Kebijakan PSBB di Jakarta Dianggap Belum Berhasil

Selasa, 14 April 2020 - Eddy Flo

MerahPutih.Com - Komnas HAM menilai, Pembatasan Sosial Berskala Besar (PSBB) di DKI Jakarta belum sepenuhnya berhasil.

"Kita melihat baru 60 persen keberhasilannya," kata Komisioner Komnas HAM Mohammad Choirul Anam kepada wartawan, Selasa (14/4).

Baca Juga:

Hampir Merata di Semua Provinsi, Pemerintah Prediksi Korban Jiwa COVID-19 Masih Bertambah

Di sisi lain, rendahnya keberhasilan penerapan PSBB disebabkan karena tidak serempak dengan daerah sekitarnya yaitu Botabek. Daerah lain baru mengusulkan dan masih dalam persiapan pemberlakuannya.

"Kita kehilangan beberapa hari yang sudah terjadi. Kalau kemarin serentak dengan daerah lain, barangkali tingkat keberhasilannya bisa tinggi. Yang terjadi sekarang kan nyicil. Ini membuat mobilitas orang masih tinggi," ujar Anam.
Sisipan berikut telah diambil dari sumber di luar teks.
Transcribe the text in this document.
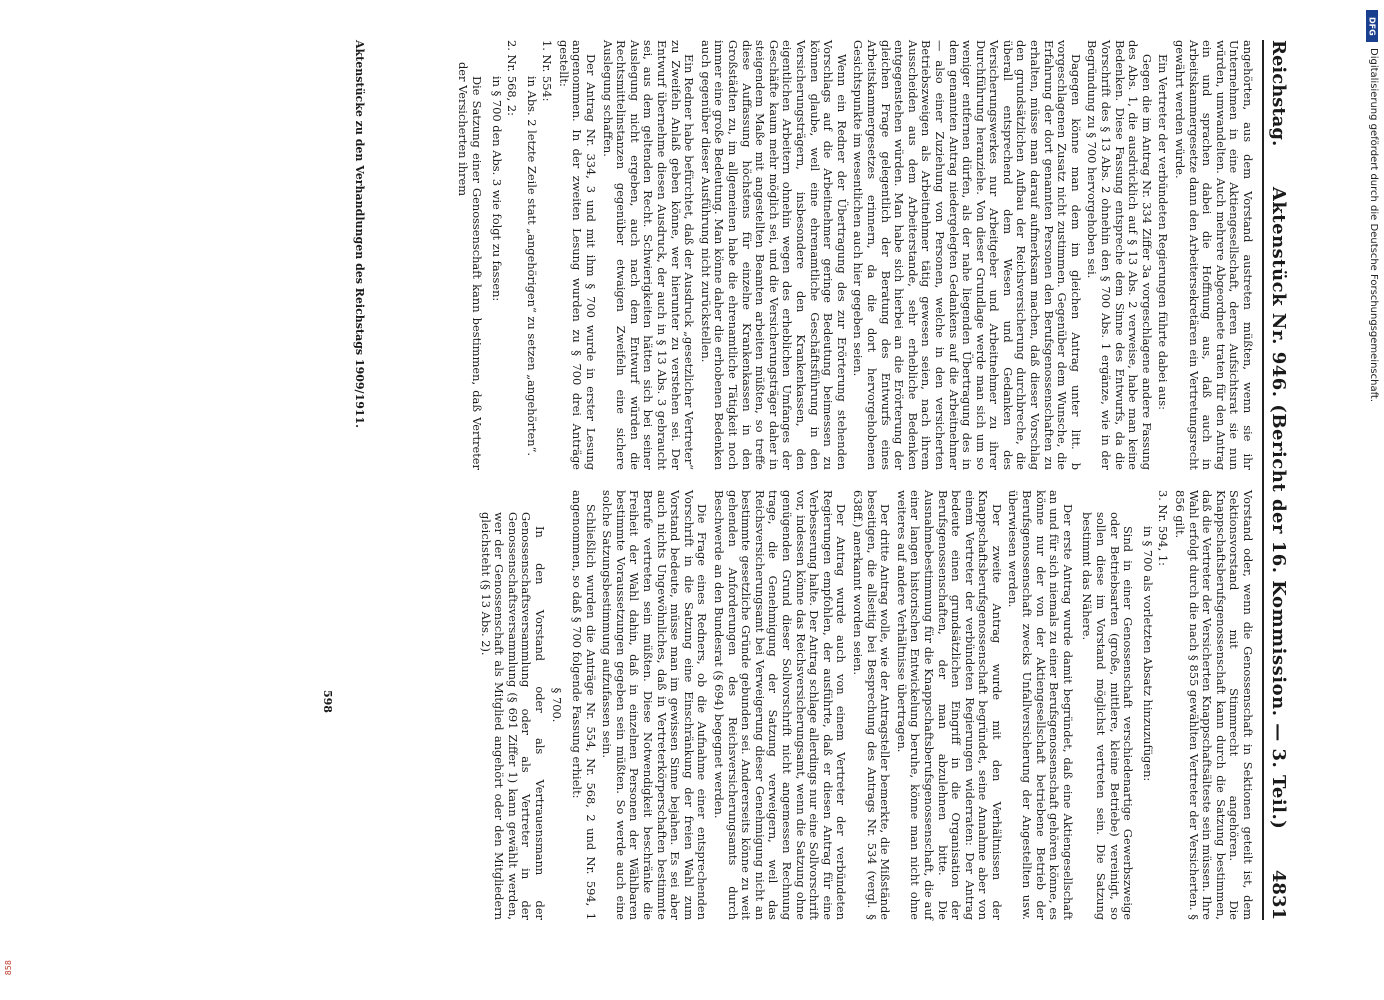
Reichstag.
Aktenstück Nr. 946. (Bericht der 16. Kommission. — 3. Teil.)
4831

angehörten, aus dem Vorstand austreten müßten, wenn sie ihr Unternehmen in eine Aktiengesellschaft, deren Aufsichtsrat sie nun würden, umwandelten. Auch mehrere Abgeordnete traten für den Antrag ein und sprachen dabei die Hoffnung aus, daß auch in Arbeitskammergesetze dann den Arbeitersekretären ein Vertretungsrecht gewährt werden würde.

Ein Vertreter der verbündeten Regierungen führte dabei aus:

Gegen die im Antrag Nr. 334 Ziffer 3a vorgeschlagene andere Fassung des Abs. 1, die ausdrücklich auf § 13 Abs. 2 verweise, habe man keine Bedenken. Diese Fassung entspreche dem Sinne des Entwurfs, da die Vorschrift des § 13 Abs. 2 ohnehin den § 700 Abs. 1 ergänze, wie in der Begründung zu § 700 hervorgehoben sei.

Dagegen könne man dem im gleichen Antrag unter litt. b vorgeschlagenen Zusatz nicht zustimmen. Gegenüber dem Wunsche, die Erfahrung der dort genannten Personen den Berufsgenossenschaften zu erhalten, müsse man darauf aufmerksam machen, daß dieser Vorschlag den grundsätzlichen Aufbau der Reichsversicherung durchbreche, die überall entsprechend dem Wesen und Gedanken des Versicherungswerkes nur Arbeitgeber und Arbeitnehmer zu ihrer Durchführung heranziehe. Von dieser Grundlage werde man sich um so weniger entfernen dürfen, als der nahe liegenden Übertragung des in dem genannten Antrag niedergelegten Gedankens auf die Arbeitnehmer — also einer Zuziehung von Personen, welche in den versicherten Betriebszweigen als Arbeitnehmer tätig gewesen seien, nach ihrem Ausscheiden aus dem Arbeiterstande, sehr erhebliche Bedenken entgegenstehen würden. Man habe sich hierbei an die Erörterung der gleichen Frage gelegentlich der Beratung des Entwurfs eines Arbeitskammergesetzes erinnern, da die dort hervorgehobenen Gesichtspunkte im wesentlichen auch hier gegeben seien.

Wenn ein Redner der Übertragung des zur Erörterung stehenden Vorschlags auf die Arbeitnehmer geringe Bedeutung beimessen zu können glaube, weil eine ehrenamtliche Geschäftsführung in den Versicherungsträgern, insbesondere den Krankenkassen, den eigentlichen Arbeitern ohnehin wegen des erheblichen Umfanges der Geschäfte kaum mehr möglich sei, und die Versicherungsträger daher in steigendem Maße mit angestellten Beamten arbeiten müßten, so treffe diese Auffassung höchstens für einzelne Krankenkassen in den Großstädten zu, im allgemeinen habe die ehrenamtliche Tätigkeit noch immer eine große Bedeutung. Man könne daher die erhobenen Bedenken auch gegenüber dieser Ausführung nicht zurückstellen.

Ein Redner habe befürchtet, daß der Ausdruck „gesetzlicher Vertreter“ zu Zweifeln Anlaß geben könne, wer hierunter zu verstehen sei. Der Entwurf übernehme diesen Ausdruck, der auch in § 13 Abs. 3 gebraucht sei, aus dem geltenden Recht. Schwierigkeiten hätten sich bei seiner Auslegung nicht ergeben, auch nach dem Entwurf würden die Rechtsmittelinstanzen gegenüber etwaigen Zweifeln eine sichere Auslegung schaffen.

Der Antrag Nr. 334, 3 und mit ihm § 700 wurde in erster Lesung angenommen. In der zweiten Lesung wurden zu § 700 drei Anträge gestellt:

1. Nr. 554:

in Abs. 2 letzte Zeile statt „angehörigen“ zu setzen „angehörten“.

2. Nr. 568, 2:

in § 700 den Abs. 3 wie folgt zu fassen:

Die Satzung einer Genossenschaft kann bestimmen, daß Vertreter der Versicherten ihrem

Vorstand oder, wenn die Genossenschaft in Sektionen geteilt ist, dem Sektionsvorstand mit Stimmrecht angehören. Die Knappschaftsberufsgenossenschaft kann durch die Satzung bestimmen, daß die Vertreter der Versicherten Knappschaftsälteste sein müssen. Ihre Wahl erfolgt durch die nach § 855 gewählten Vertreter der Versicherten. § 856 gilt.

3. Nr. 594, 1:

in § 700 als vorletzten Absatz hinzuzufügen:

Sind in einer Genossenschaft verschiedenartige Gewerbszweige oder Betriebsarten (große, mittlere, kleine Betriebe) vereinigt, so sollen diese im Vorstand möglichst vertreten sein. Die Satzung bestimmt das Nähere.

Der erste Antrag wurde damit begründet, daß eine Aktiengesellschaft an und für sich niemals zu einer Berufsgenossenschaft gehören könne, es könne nur der von der Aktiengesellschaft betriebene Betrieb der Berufsgenossenschaft zwecks Unfallversicherung der Angestellten usw. überwiesen werden.

Der zweite Antrag wurde mit den Verhältnissen der Knappschaftsberufsgenossenschaft begründet, seine Annahme aber von einem Vertreter der verbündeten Regierungen widerraten: Der Antrag bedeute einen grundsätzlichen Eingriff in die Organisation der Berufsgenossenschaften, der man abzulehnen bitte. Die Ausnahmebestimmung für die Knappschaftsberufsgenossenschaft, die auf einer langen historischen Entwickelung beruhe, könne man nicht ohne weiteres auf andere Verhältnisse übertragen.

Der dritte Antrag wolle, wie der Antragsteller bemerkte, die Mißstände beseitigen, die allseitig bei Besprechung des Antrags Nr. 534 (vergl. § 638ff.) anerkannt worden seien.

Der Antrag wurde auch von einem Vertreter der verbündeten Regierungen empfohlen, der ausführte, daß er diesen Antrag für eine Verbesserung halte. Der Antrag schlage allerdings nur eine Sollvorschrift vor, indessen könne das Reichsversicherungsamt, wenn die Satzung ohne genügenden Grund dieser Sollvorschrift nicht angemessen Rechnung trage, die Genehmigung der Satzung verweigern, weil das Reichsversicherungsamt bei Verweigerung dieser Genehmigung nicht an bestimmte gesetzliche Gründe gebunden sei. Andererseits könne zu weit gehenden Anforderungen des Reichsversicherungsamts durch Beschwerde an den Bundesrat (§ 694) begegnet werden.

Die Frage eines Redners, ob die Aufnahme einer entsprechenden Vorschrift in die Satzung eine Einschränkung der freien Wahl zum Vorstand bedeute, müsse man im gewissen Sinne bejahen. Es sei aber auch nichts Ungewöhnliches, daß in Vertreterkörperschaften bestimmte Berufe vertreten sein müßten. Diese Notwendigkeit beschränke die Freiheit der Wahl dahin, daß in einzelnen Personen der Wählbaren bestimmte Voraussetzungen gegeben sein müßten. So werde auch eine solche Satzungsbestimmung aufzufassen sein.

Schließlich wurden die Anträge Nr. 554, Nr. 568, 2 und Nr. 594, 1 angenommen, so daß § 700 folgende Fassung erhielt:

§ 700.

In den Vorstand oder als Vertrauensmann der Genossenschaftsversammlung oder als Vertreter in der Genossenschaftsversammlung (§ 691 Ziffer 1) kann gewählt werden, wer der Genossenschaft als Mitglied angehört oder den Mitgliedern gleichsteht (§ 13 Abs. 2).

Aktenstücke zu den Verhandlungen des Reichstags 1909/1911.
598
DFG
Digitalisierung gefördert durch die Deutsche Forschungsgemeinschaft.
858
Komnas HAM nilai PSBB di Jakarta belum berhasil
Komisioner Komnas HAM Mohammad Choirul Anam. (ANTARAnews/re1)

Ia menjelaskan rendahnya tingkat keberhasilan PSBB di DKI karena masih banyak masyarakat yang lalu-lalang atau berpergian di jalan.
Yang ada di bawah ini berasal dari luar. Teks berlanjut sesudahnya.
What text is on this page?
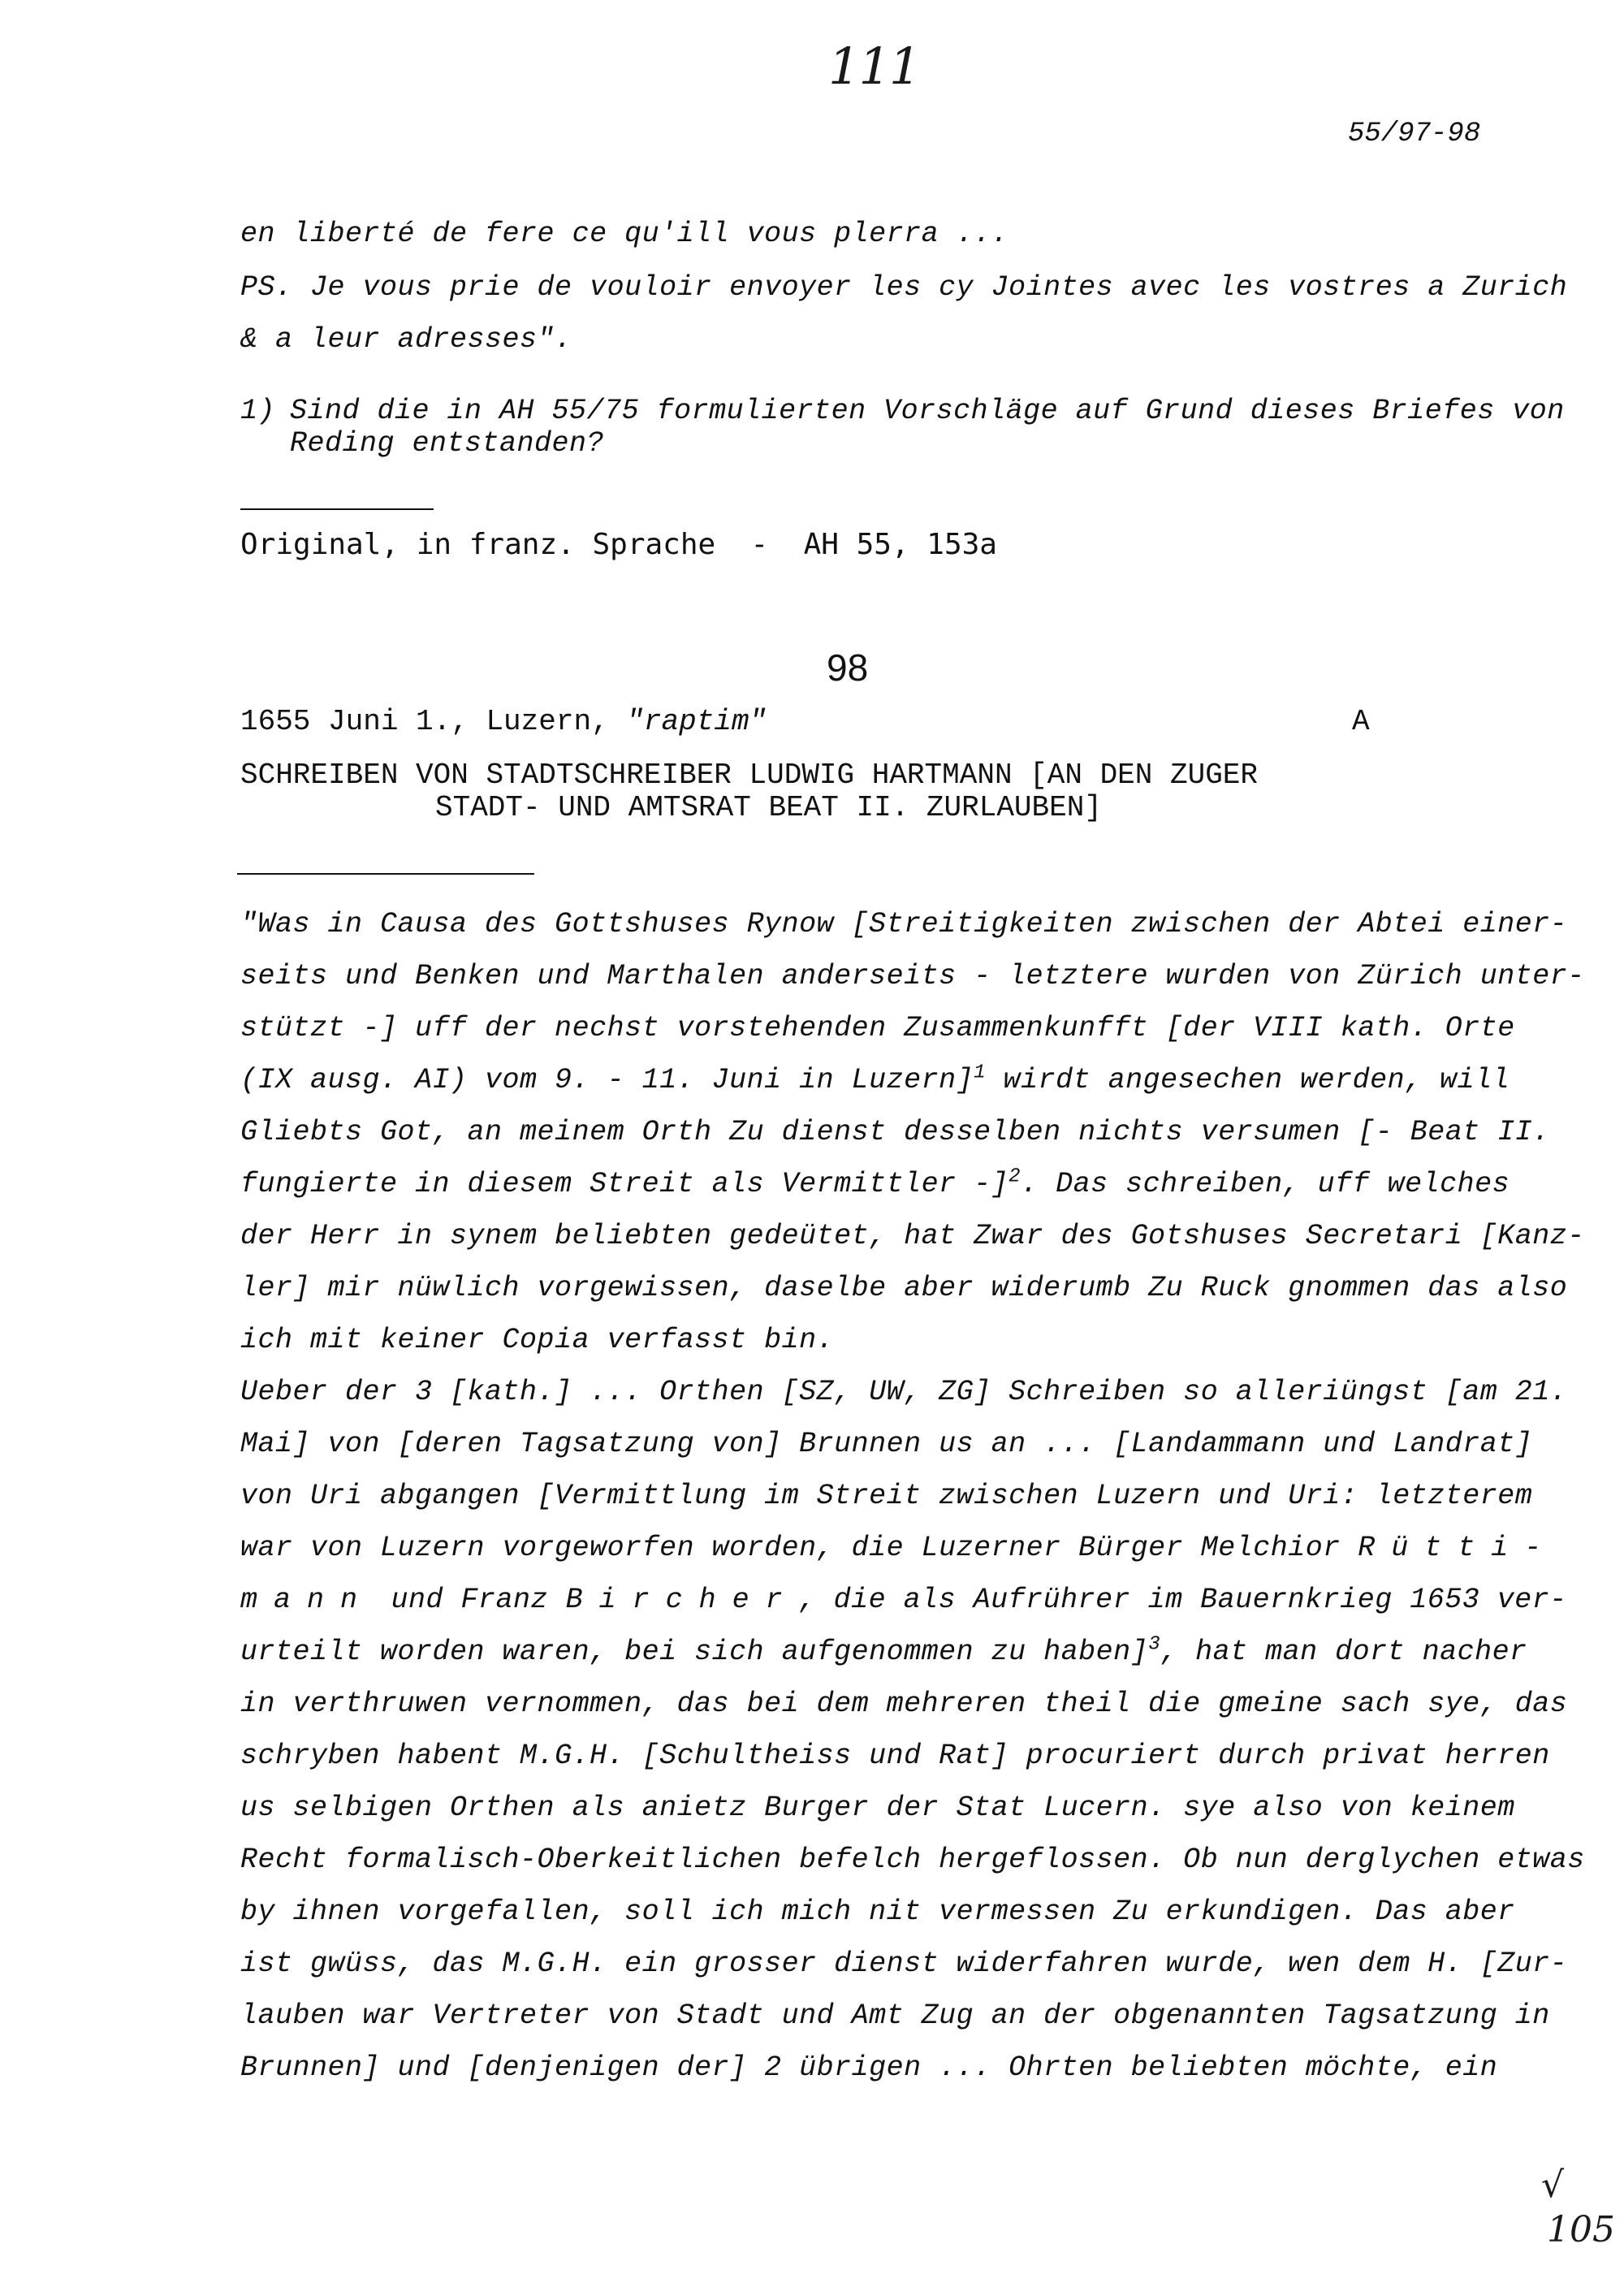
111
55/97-98
en liberté de fere ce qu'ill vous plerra ...
PS. Je vous prie de vouloir envoyer les cy Jointes avec les vostres a Zurich
& a leur adresses".
1) Sind die in AH 55/75 formulierten Vorschläge auf Grund dieses Briefes von
Reding entstanden?
Original, in franz. Sprache  -  AH 55, 153a
98
1655 Juni 1., Luzern, "raptim"	A
SCHREIBEN VON STADTSCHREIBER LUDWIG HARTMANN [AN DEN ZUGER
STADT- UND AMTSRAT BEAT II. ZURLAUBEN]
"Was in Causa des Gottshuses Rynow [Streitigkeiten zwischen der Abtei einer-
seits und Benken und Marthalen anderseits - letztere wurden von Zürich unter-
stützt -] uff der nechst vorstehenden Zusammenkunfft [der VIII kath. Orte
(IX ausg. AI) vom 9. - 11. Juni in Luzern]$^1$ wirdt angesechen werden, will
Gliebts Got, an meinem Orth Zu dienst desselben nichts versumen [- Beat II.
fungierte in diesem Streit als Vermittler -]$^2$. Das schreiben, uff welches
der Herr in synem beliebten gedeütet, hat Zwar des Gotshuses Secretari [Kanz-
ler] mir nüwlich vorgewissen, daselbe aber widerumb Zu Ruck gnommen das also
ich mit keiner Copia verfasst bin.
Ueber der 3 [kath.] ... Orthen [SZ, UW, ZG] Schreiben so alleriüngst [am 21.
Mai] von [deren Tagsatzung von] Brunnen us an ... [Landammann und Landrat]
von Uri abgangen [Vermittlung im Streit zwischen Luzern und Uri: letzterem
war von Luzern vorgeworfen worden, die Luzerner Bürger Melchior Rütti-
mann und Franz Bircher, die als Aufrührer im Bauernkrieg 1653 ver-
urteilt worden waren, bei sich aufgenommen zu haben]$^3$, hat man dort nacher
in verthruwen vernommen, das bei dem mehreren theil die gmeine sach sye, das
schryben habent M.G.H. [Schultheiss und Rat] procuriert durch privat herren
us selbigen Orthen als anietz Burger der Stat Lucern. sye also von keinem
Recht formalisch-Oberkeitlichen befelch hergeflossen. Ob nun derglychen etwas
by ihnen vorgefallen, soll ich mich nit vermessen Zu erkundigen. Das aber
ist gwüss, das M.G.H. ein grosser dienst widerfahren wurde, wen dem H. [Zur-
lauben war Vertreter von Stadt und Amt Zug an der obgenannten Tagsatzung in
Brunnen] und [denjenigen der] 2 übrigen ... Ohrten beliebten möchte, ein
√
105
Masyarakat belum semuanya patuh untuk tetap berada di rumah dan tidak bepergian, kecuali sektor-sektor yang diperbolehkan dalam PSBB.

Hal itu tidak bisa dihindari karena DKI Jakarta sebagai pusat mobilitas masyarakat dari Bogor, Tangerang, Depok dan Bekasi (Botabek).
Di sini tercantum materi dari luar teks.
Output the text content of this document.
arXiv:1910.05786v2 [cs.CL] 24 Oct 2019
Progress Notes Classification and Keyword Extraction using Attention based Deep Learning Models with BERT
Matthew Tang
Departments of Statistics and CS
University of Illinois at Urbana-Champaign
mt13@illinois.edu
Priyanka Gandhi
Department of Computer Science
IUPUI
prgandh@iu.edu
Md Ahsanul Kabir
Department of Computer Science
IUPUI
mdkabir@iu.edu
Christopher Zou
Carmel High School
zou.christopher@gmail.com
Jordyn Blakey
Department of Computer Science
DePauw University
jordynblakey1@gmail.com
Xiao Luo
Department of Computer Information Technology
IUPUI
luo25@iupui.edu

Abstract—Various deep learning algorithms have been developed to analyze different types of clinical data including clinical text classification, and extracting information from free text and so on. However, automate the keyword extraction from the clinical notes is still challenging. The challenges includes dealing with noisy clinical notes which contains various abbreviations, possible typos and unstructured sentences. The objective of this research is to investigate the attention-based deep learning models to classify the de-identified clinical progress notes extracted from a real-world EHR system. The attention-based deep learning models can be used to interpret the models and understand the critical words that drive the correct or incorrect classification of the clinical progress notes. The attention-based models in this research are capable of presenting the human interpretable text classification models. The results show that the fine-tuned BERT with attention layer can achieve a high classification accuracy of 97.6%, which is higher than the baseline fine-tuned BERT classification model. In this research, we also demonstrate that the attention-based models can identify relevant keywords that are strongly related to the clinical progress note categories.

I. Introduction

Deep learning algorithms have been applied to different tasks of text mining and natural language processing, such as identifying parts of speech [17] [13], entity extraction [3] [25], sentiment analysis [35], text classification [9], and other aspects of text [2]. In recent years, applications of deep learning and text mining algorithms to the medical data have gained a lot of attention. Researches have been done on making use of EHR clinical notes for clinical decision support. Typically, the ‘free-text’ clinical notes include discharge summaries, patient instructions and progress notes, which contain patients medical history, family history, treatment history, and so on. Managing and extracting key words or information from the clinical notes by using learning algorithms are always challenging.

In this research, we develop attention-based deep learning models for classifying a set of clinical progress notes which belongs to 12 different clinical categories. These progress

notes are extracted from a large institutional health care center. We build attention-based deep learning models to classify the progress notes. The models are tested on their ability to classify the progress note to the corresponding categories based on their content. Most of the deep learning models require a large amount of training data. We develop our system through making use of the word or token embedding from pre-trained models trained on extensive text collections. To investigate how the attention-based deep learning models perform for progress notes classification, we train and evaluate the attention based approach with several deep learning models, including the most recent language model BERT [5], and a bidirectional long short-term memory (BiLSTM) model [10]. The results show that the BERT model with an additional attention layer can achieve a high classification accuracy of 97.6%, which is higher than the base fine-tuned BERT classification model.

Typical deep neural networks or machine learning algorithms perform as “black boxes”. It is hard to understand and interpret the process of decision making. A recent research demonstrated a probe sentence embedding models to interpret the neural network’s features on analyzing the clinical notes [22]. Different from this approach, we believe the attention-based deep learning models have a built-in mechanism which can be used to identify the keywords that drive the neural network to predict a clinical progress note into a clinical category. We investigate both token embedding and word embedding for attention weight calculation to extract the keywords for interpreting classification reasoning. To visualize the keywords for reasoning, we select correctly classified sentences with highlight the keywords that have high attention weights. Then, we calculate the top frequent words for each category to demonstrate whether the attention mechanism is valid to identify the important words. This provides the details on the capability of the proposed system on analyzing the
Bahkan Jakarta sebagai pusat mobilitas masyarakat dari berbagai daerah di tanah air. Kondisi itu membuat banyak orang masih lalu-lalang di wilayah Jakarta.

Komnas HAM mengusulkan ke depan, jika satu daerah sebagai pusat mobilitas mengusulkan PSBB maka harus diikuti oleh daerah sekitarnya. Hal itu agar pemberlakukan PSBB bisa efektif.

"Kalau di Sumatera, Kalimantan atau daerah lain yang mengusulkan PSBB harus dilihat tingkat mobilitasnya dengan daerah lain. Harus serentak dengan daerah lain supaya PSBB itu bisa berjalan. Kalau tidak, sampai kapan virus ini akan berakhir," ujar Anam.

Komnas HAM juga melihat hukuman atau sanksi atas pelanggar belum berjalan. Kondisi itu membuat banyak orang masih tidak patuh terhadap PSBB tersebut.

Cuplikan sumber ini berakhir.